というわけで、上野の森美術館へ行った。女に誘われて、行かない理由もないと思った。年末のゴッホ展、入場まで40分待ち。おれは正直で有名な黄金頭さんなので告白すると、「手帳」によってスッと入れた。罪悪感のようなものがないでもない。

して、「ゴッホ展」とあるが、実際のところ「ゴッホとハーグ派の時代」とか、そういうタイトルの方が適切であろうか。ゴッホで埋め尽くされた展覧会ではなかった。

ゴッホフィンセント・ファン・ゴッホ。《疲れて果ててて》や《永遠の入り口にて》、ここから「手帳」持ちのおれが感じるのは、ゴッホが倦怠や抑うつを体験しているのではないか、ということである。とはいえ、ゴッホはいろいろの流行を取り入れて、鍛錬を積んでいる。Wikipediaなどによると、ゴッホの激しやすさは統合失調症てんかんとされているようだが、双極性障害躁鬱病/双極症)という可能性もあったんじゃねえかと思ったりもする。一気に集中して描きあげてしまう過集中、一方で、沈んでしまったり、人間関係を遮断してしまったり……。

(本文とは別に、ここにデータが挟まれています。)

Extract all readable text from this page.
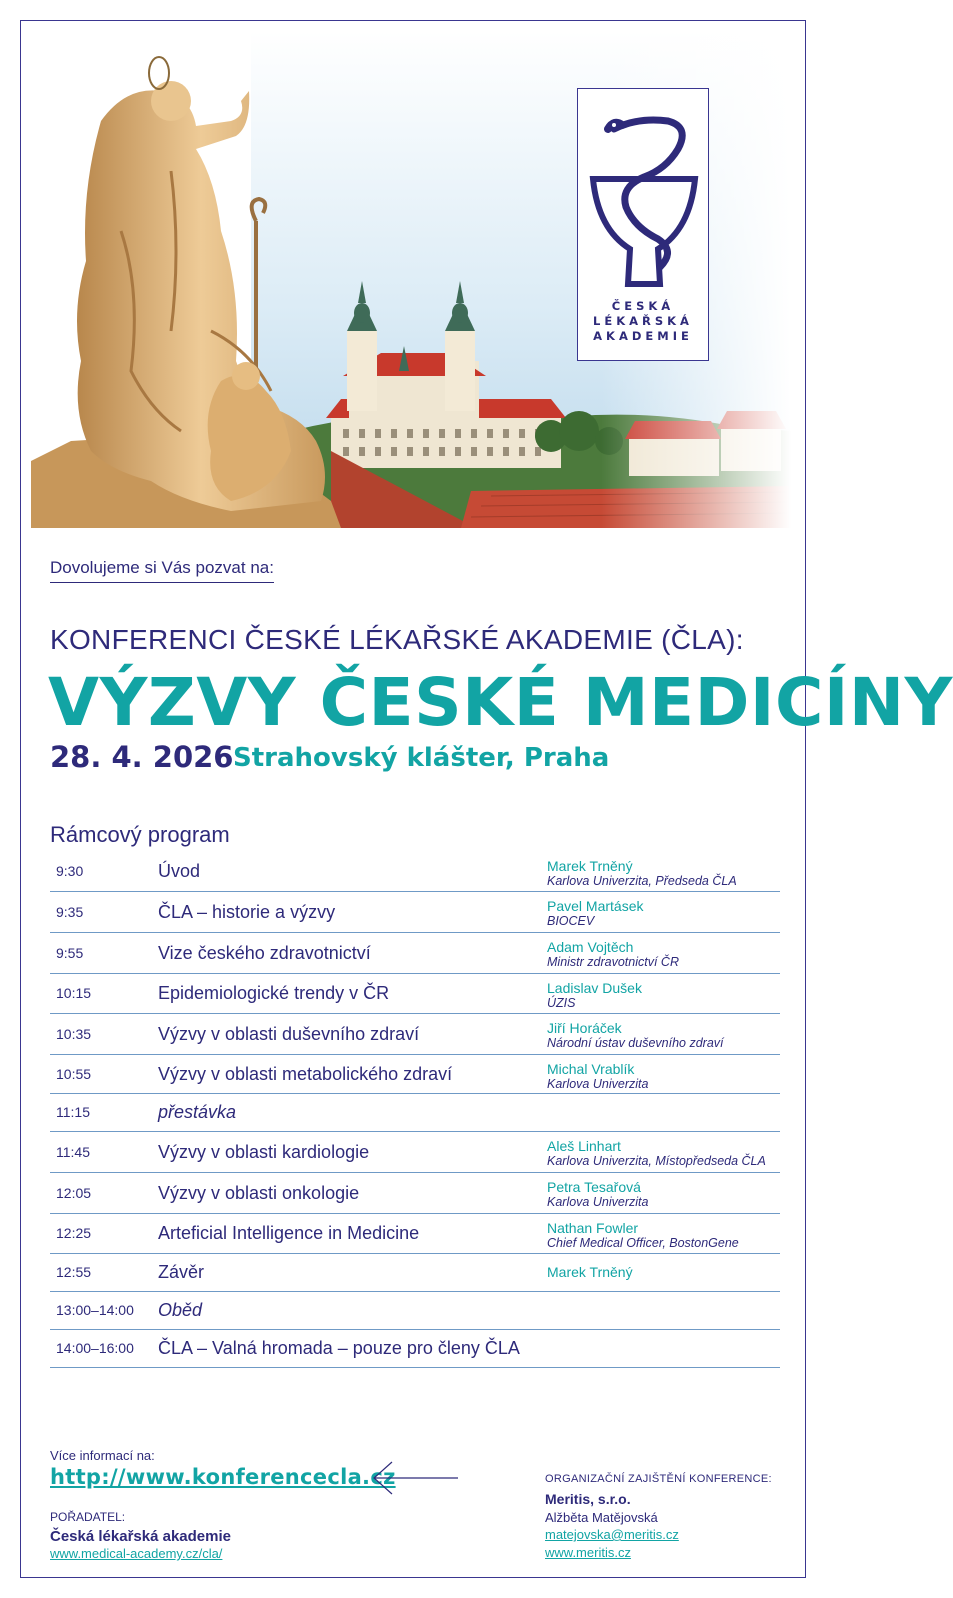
ČESKÁ
LÉKAŘSKÁ
AKADEMIE
Dovolujeme si Vás pozvat na:
KONFERENCI ČESKÉ LÉKAŘSKÉ AKADEMIE (ČLA):
VÝZVY ČESKÉ MEDICÍNY
28. 4. 2026 Strahovský klášter, Praha
Rámcový program
9:30	Úvod	Marek Trněný
Karlova Univerzita, Předseda ČLA
9:35	ČLA – historie a výzvy	Pavel Martásek
BIOCEV
9:55	Vize českého zdravotnictví	Adam Vojtěch
Ministr zdravotnictví ČR
10:15	Epidemiologické trendy v ČR	Ladislav Dušek
ÚZIS
10:35	Výzvy v oblasti duševního zdraví	Jiří Horáček
Národní ústav duševního zdraví
10:55	Výzvy v oblasti metabolického zdraví	Michal Vrablík
Karlova Univerzita
11:15	přestávka
11:45	Výzvy v oblasti kardiologie	Aleš Linhart
Karlova Univerzita, Místopředseda ČLA
12:05	Výzvy v oblasti onkologie	Petra Tesařová
Karlova Univerzita
12:25	Arteficial Intelligence in Medicine	Nathan Fowler
Chief Medical Officer, BostonGene
12:55	Závěr	Marek Trněný
13:00–14:00 Oběd
14:00–16:00 ČLA – Valná hromada – pouze pro členy ČLA
Více informací na:
http://www.konferencecla.cz
POŘADATEL:
Česká lékařská akademie
www.medical-academy.cz/cla/
ORGANIZAČNÍ ZAJIŠTĚNÍ KONFERENCE:
Meritis, s.r.o.
Alžběta Matějovská
matejovska@meritis.cz
www.meritis.cz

まあ、そのあたりはわからん。今さら、精神科医とても診断しようもないだろう。でもって、ゴッホに影響を与えたものがハーグ派である。おれが「いいな」と思ったのは、今回の展示のなかではマティス・マリスの《デ・オールスプロング(水源)》、《小屋のある風景》あたりである。暗めの色調、そして、どこか日本画的な侘び寂びみたいなところがある。おれにはそのように見えた。

一方で、ファン・ゴッホというと、《ジャガイモを食べる人々》(リトグラフ)あたりということになるが、おれとしてはあまりグッとこなかった。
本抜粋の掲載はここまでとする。